Sermilik (Fjord, Ammassalik)
Der Fjord Sermilik (dänisch Egede og Rothe Fjord) bildet mit einer Länge von 85 Kilometern das größte Fjordsystem im südöstlichen Grönland.[1] Der Eisfjord trennt im letzten Drittel das grönländische Festland von der Insel Ammassalik. Einzige dauerhaft bewohnte Siedlung am Fjord ist das Dorf Tiniteqilaaq, an der Westküste der Ammassalik-Insel liegt zudem die Forschungsstation Sermilik. Der grönländische Name Sermilik bedeutet sinngemäß Eis- oder Gletscherfjord.
Sermilik Egede og Rothe Fjord | ||
---|---|---|
Blick vom Mittivakkat über den Sermilik-Fjord zum Inlandeis (Juli 2016) | ||
Gewässer | Irmingersee | |
Landmasse | Grönland | |
Geographische Lage | 66° 0′ N, 37° 52′ W | |
Breite | max. 14 km | |
Länge | 85 km | |
Inseln | Aammangaa, Immikeertikajik, Qeertartivatsiaq, Ammassalik, Ikkatteq | |
Zuflüsse | Zuflüsse vom Inlandeis und von lokalen Gletschern |
Geographie
Der Fjord erstreckt sich am Südende des Kong Christian IX Lands in der Kommuneqarfik Sermersooq annähernd in Nord-Süd-Richtung.

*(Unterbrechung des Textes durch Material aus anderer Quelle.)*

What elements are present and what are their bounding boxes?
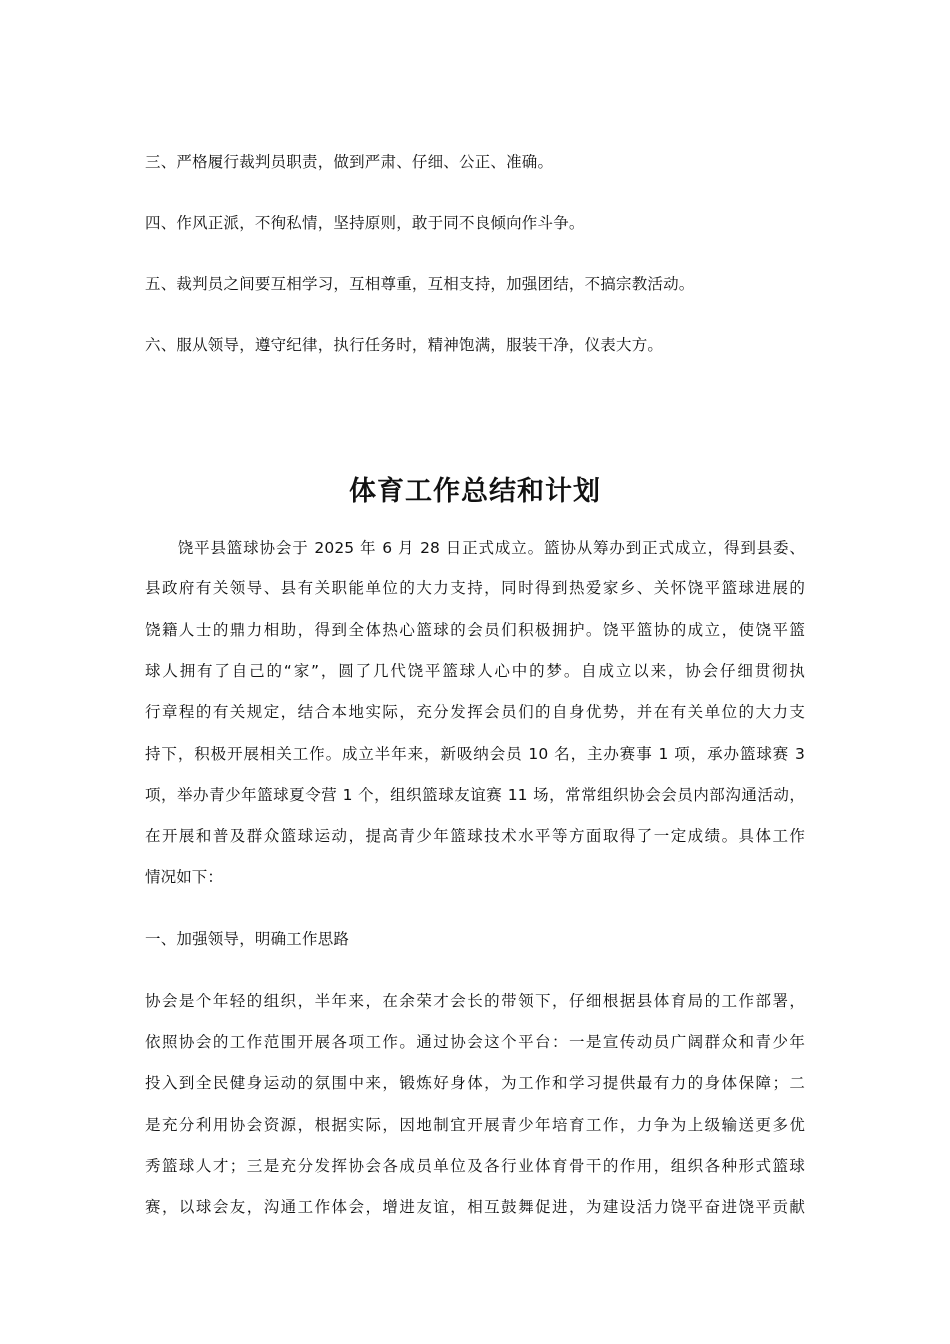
section-line: 协会是个年轻的组织，半年来，在余荣才会长的带领下，仔细根据县体育局的工作部署， bbox=[145, 992, 805, 1010]
intro-line: 饶平县篮球协会于 2025 年 6 月 28 日正式成立。篮协从筹办到正式成立，得到县委、 bbox=[145, 539, 805, 557]
intro-line: 球人拥有了自己的“家”，圆了几代饶平篮球人心中的梦。自成立以来，协会仔细贯彻执 bbox=[145, 662, 805, 680]
intro-line: 项，举办青少年篮球夏令营 1 个，组织篮球友谊赛 11 场，常常组织协会会员内部沟通活动， bbox=[145, 786, 805, 804]
rule-item-3: 三、严格履行裁判员职责，做到严肃、仔细、公正、准确。 bbox=[145, 153, 554, 171]
section-line: 依照协会的工作范围开展各项工作。通过协会这个平台：一是宣传动员广阔群众和青少年 bbox=[145, 1033, 805, 1051]
section-line: 投入到全民健身运动的氛围中来，锻炼好身体，为工作和学习提供最有力的身体保障；二 bbox=[145, 1074, 805, 1092]
section-line: 赛，以球会友，沟通工作体会，增进友谊，相互鼓舞促进，为建设活力饶平奋进饶平贡献 bbox=[145, 1198, 805, 1216]
document-title: 体育工作总结和计划 bbox=[349, 476, 601, 507]
rule-item-5: 五、裁判员之间要互相学习，互相尊重，互相支持，加强团结，不搞宗教活动。 bbox=[145, 275, 695, 293]
section-line: 秀篮球人才；三是充分发挥协会各成员单位及各行业体育骨干的作用，组织各种形式篮球 bbox=[145, 1157, 805, 1175]
intro-line: 在开展和普及群众篮球运动，提高青少年篮球技术水平等方面取得了一定成绩。具体工作 bbox=[145, 827, 805, 845]
intro-line: 饶籍人士的鼎力相助，得到全体热心篮球的会员们积极拥护。饶平篮协的成立，使饶平篮 bbox=[145, 621, 805, 639]
section-heading: 一、加强领导，明确工作思路 bbox=[145, 930, 350, 948]
intro-line: 情况如下： bbox=[145, 868, 224, 886]
rule-item-4: 四、作风正派，不徇私情，坚持原则，敢于同不良倾向作斗争。 bbox=[145, 214, 585, 232]
section-line: 是充分利用协会资源，根据实际，因地制宜开展青少年培育工作，力争为上级输送更多优 bbox=[145, 1116, 805, 1134]
intro-line: 县政府有关领导、县有关职能单位的大力支持，同时得到热爱家乡、关怀饶平篮球进展的 bbox=[145, 579, 805, 597]
intro-line: 行章程的有关规定，结合本地实际，充分发挥会员们的自身优势，并在有关单位的大力支 bbox=[145, 703, 805, 721]
rule-item-6: 六、服从领导，遵守纪律，执行任务时，精神饱满，服装干净，仪表大方。 bbox=[145, 336, 664, 354]
intro-line: 持下，积极开展相关工作。成立半年来，新吸纳会员 10 名，主办赛事 1 项，承办篮球赛 3 bbox=[145, 745, 805, 763]
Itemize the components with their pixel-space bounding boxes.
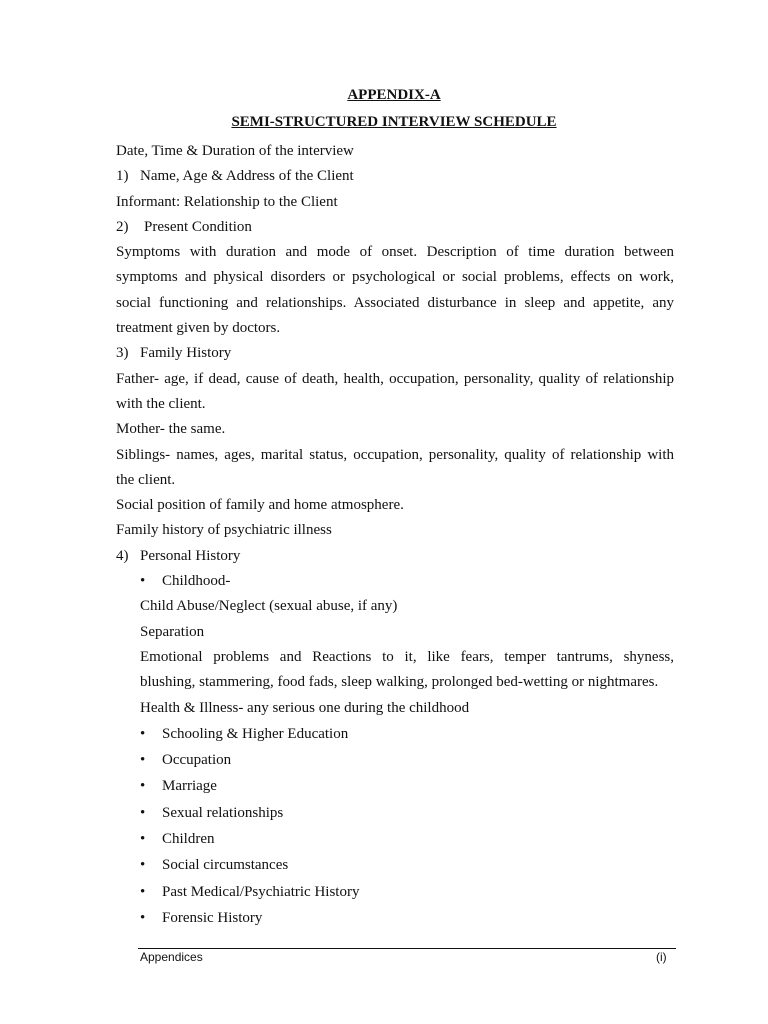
list-item-label: Marriage xyxy=(162,778,217,795)
list-item xyxy=(116,826,674,852)
appendix-title: APPENDIX-A xyxy=(347,87,441,103)
list-item xyxy=(116,852,674,878)
bullet-icon: • xyxy=(140,573,146,590)
section-3-title: Family History xyxy=(140,345,232,362)
section-1 xyxy=(116,164,674,189)
siblings-line-2: the client. xyxy=(116,471,176,488)
date-time-line: Date, Time & Duration of the interview xyxy=(116,143,354,159)
list-item-label: Past Medical/Psychiatric History xyxy=(162,883,360,900)
mother-line: Mother- the same. xyxy=(116,421,226,438)
bullet-icon: • xyxy=(140,857,146,874)
list-item xyxy=(116,773,674,799)
bullet-icon: • xyxy=(140,804,146,821)
list-item-label: Sexual relationships xyxy=(162,804,284,821)
section-2-number: 2) xyxy=(116,218,129,235)
section-1-number: 1) xyxy=(116,168,129,185)
section-1-title: Name, Age & Address of the Client xyxy=(140,168,354,185)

Etwa 27 km südlich des Polarkreises, an der Südspitze des so genannten Schweizerlands, vereinigen sich die beiden Seitenarme Maniisilertarpia (Helheimfjord) und Ningerti (Midgardfjord) zum Fjord Sermilik. Seine größte Breite von rund 14 km erreicht der Fjord etwa bei 66°09' . Ein weiterer bedeutender Seitenarm ist der Qeertartivatsaap Kangertiva (Johan Petersens Fjord), der im südlichen Abschnitt einmündet. An der Mündung in die Irmingersee beträgt die Breite des Sermilik rund 11 km (65° 37′ 17″ N, 38° 3′ 19″ W ).
Das Einzugsgebiet des Fjords umfasst mit 58.045 km² ein Gebiet, das in etwa der Landesfläche Kroatiens entspricht. Die Höhenlage bewegt sich von Meereshöhe bis etwa 2900 m am Inlandeis. Der jährliche Süßwasserzufluss beläuft sich auf rund 40,4 Mrd. m³, wovon 85 % aus der Gletscherschmelze (davon alleine 65 % durch den Helheimgletscher), 11 % von terrestrischen Oberflächengewässern, 3 % aus dem Nettoniederschlag und 1 % aus subglazialen Schmelzprozessen stammen.[1]
Mehrere namentlich verzeichnete Inseln liegen entlang der Felsküste des Fjords, darunter Ammassalik, das Sermilik vom Ammassaliip Kangertiva (Ammassalik Fjord) trennt, Ikkatteq und Qeertartivatsiaq (65° 52′ N, 38° 5′ W ), mit einer Fläche von über 24 km² die größte vollständig im Fjord gelegene Insel. Bewohnt ist nur die Ammassalik-Insel, die auch zu den zehn größten Nebeninseln Grönlands gehört.
Gletscher
Vom Inlandeis kalben mehrere Auslassgletscher in den Sermilik-Fjord. Die hinteren Gletscher sind fast ausschließlich per Helikopter erreichbar und werden daher äußerst selten besichtigt. Die drei wichtigsten tragen Namen, die auf die Nordische Mythologie zurückgehen, nämlich Helheim, Midgard und Fenris. Der bedeutendste von ihnen ist der Helheimgletscher, dessen Geschwindigkeit sich zwischen 2000 und 2005 von 8 auf 11 km pro Jahr erhöhte und ihm den Status eines Eisstroms einbringt.[2] Von Nord nach Süd liegen folgende Gletscher im Einzugsgebiet des Fjords.[3] Jene die kalben, sind mit einem K gekennzeichnet (Stand 2015).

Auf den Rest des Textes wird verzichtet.